Nair Spinelli Lauria, a Nairzinha, nasceu em Salvador em 11 de setembro 1948, filha de Walter Spinelli, alfaiate que também era barítono do Grupo de Ópera da Bahia e exímio violonista, e que foi responsável pela sua iniciação musical, e de Helena Margarida Mattos Spinelli, contadora e costureira que, ao lado do marido, ficava responsável pela confecção pelos vestidos de noiva, de festa, de alta costura, além de chapéus e bolsas. Com a mãe, Nairzinha herdou o amor pela leitura e pela poesia.

Ainda pequena integrou o projeto "Hora da Criança", conceituado e transformador projeto de arte-educação do professor e jornalista Adroaldo Ribeiro Costa. Lá, entre os 2 e os 14 anos, também aprendeu música, cantou com orquestra, fez teatro, conheceu e se apaixonou por Monteiro Lobato – seu primeiro ídolo.

Sua irmã, Regina Lúcia – conhecida bailarina "Lú Spinelli" – a acompanhava. Foi sempre a sua grande parceira nas descobertas e brincadeiras. Faziam uma dupla conhecida como bastante levadas – característica incentivada pelo pai, um também amante do brincar.

“Ele pulava corda, jogava bola, gude e empinava arraia como se nós fossemos meninos. Mas também brincava de boneca, cantava, fazia adivinhações. Sempre brincamos e – até depois de adultas – não fazíamos essa distinção entre brincadeira e gênero”, diz Nairzinha sobre a amorosa lembrança do pai.

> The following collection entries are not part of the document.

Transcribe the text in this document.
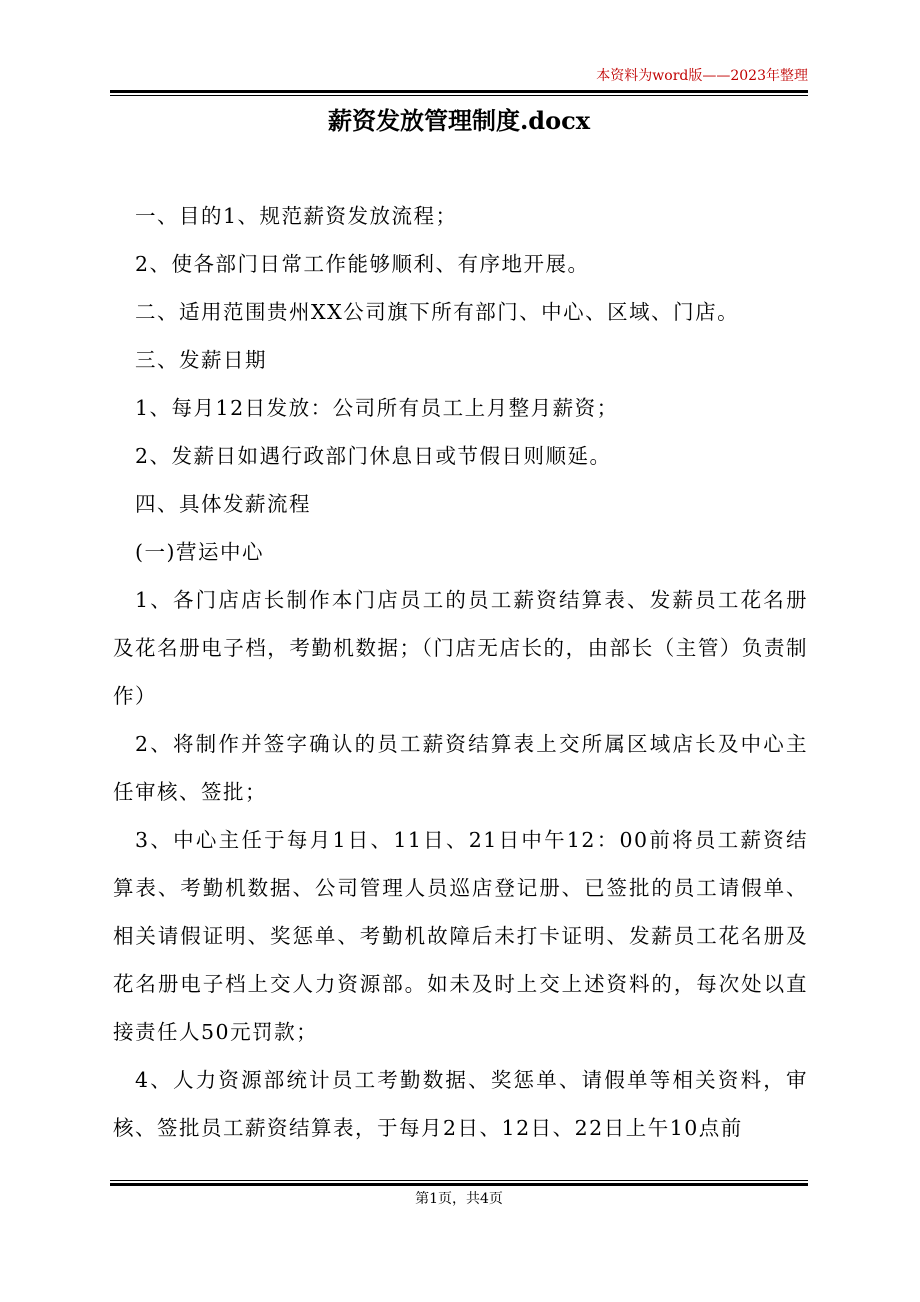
本资料为word版——2023年整理
薪资发放管理制度.docx

一、目的1、规范薪资发放流程；

2、使各部门日常工作能够顺利、有序地开展。

二、适用范围贵州XX公司旗下所有部门、中心、区域、门店。

三、发薪日期

1、每月12日发放：公司所有员工上月整月薪资；

2、发薪日如遇行政部门休息日或节假日则顺延。

四、具体发薪流程

(一)营运中心

1、各门店店长制作本门店员工的员工薪资结算表、发薪员工花名册及花名册电子档，考勤机数据；（门店无店长的，由部长（主管）负责制作）

2、将制作并签字确认的员工薪资结算表上交所属区域店长及中心主任审核、签批；

3、中心主任于每月1日、11日、21日中午12：00前将员工薪资结算表、考勤机数据、公司管理人员巡店登记册、已签批的员工请假单、相关请假证明、奖惩单、考勤机故障后未打卡证明、发薪员工花名册及花名册电子档上交人力资源部。如未及时上交上述资料的，每次处以直接责任人50元罚款；

4、人力资源部统计员工考勤数据、奖惩单、请假单等相关资料，审核、签批员工薪资结算表，于每月2日、12日、22日上午10点前

第1页，共4页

Outro integrante importantíssimo da família é a babá Dedeca, presente desde o nascimento de Nairzinha: “A minha saudade me faz lembrar dela até do cheiro. Ela miscigenou minha cultura. Negra, do Baixo Sul da Bahia, me falava dos seus mitos, das suas crenças, dos seus sonhos. Me contava histórias dos negros, do campo, e cantava as cantigas dos pescadores”.

O pai reunia na casa de veraneio (em Paripe, Salvador) músicos para uma feijoada que virava uma grande serenata. Nesses encontros, Nairzinha – ainda criança – se apropriou de um repertório adulto e cantava Noel Rosa, Ataulfo Alves, Lupicínio Rodrigues, Dolores Duran e – seu autor predileto – Luiz Vieira. “Sabia todas as músicas dele. Um dia, meu pai o convidou para a feijoada e me avisou que eu cantaria para ele. Tive febre, dor de barriga, mas na hora cantei ‘Inteirinha’ para ele. Luiz Vieira chorou e, tempos depois, me presenteou com meu primeiro violão com a dedicatória: que este seja seu primeiro amor”, lembra.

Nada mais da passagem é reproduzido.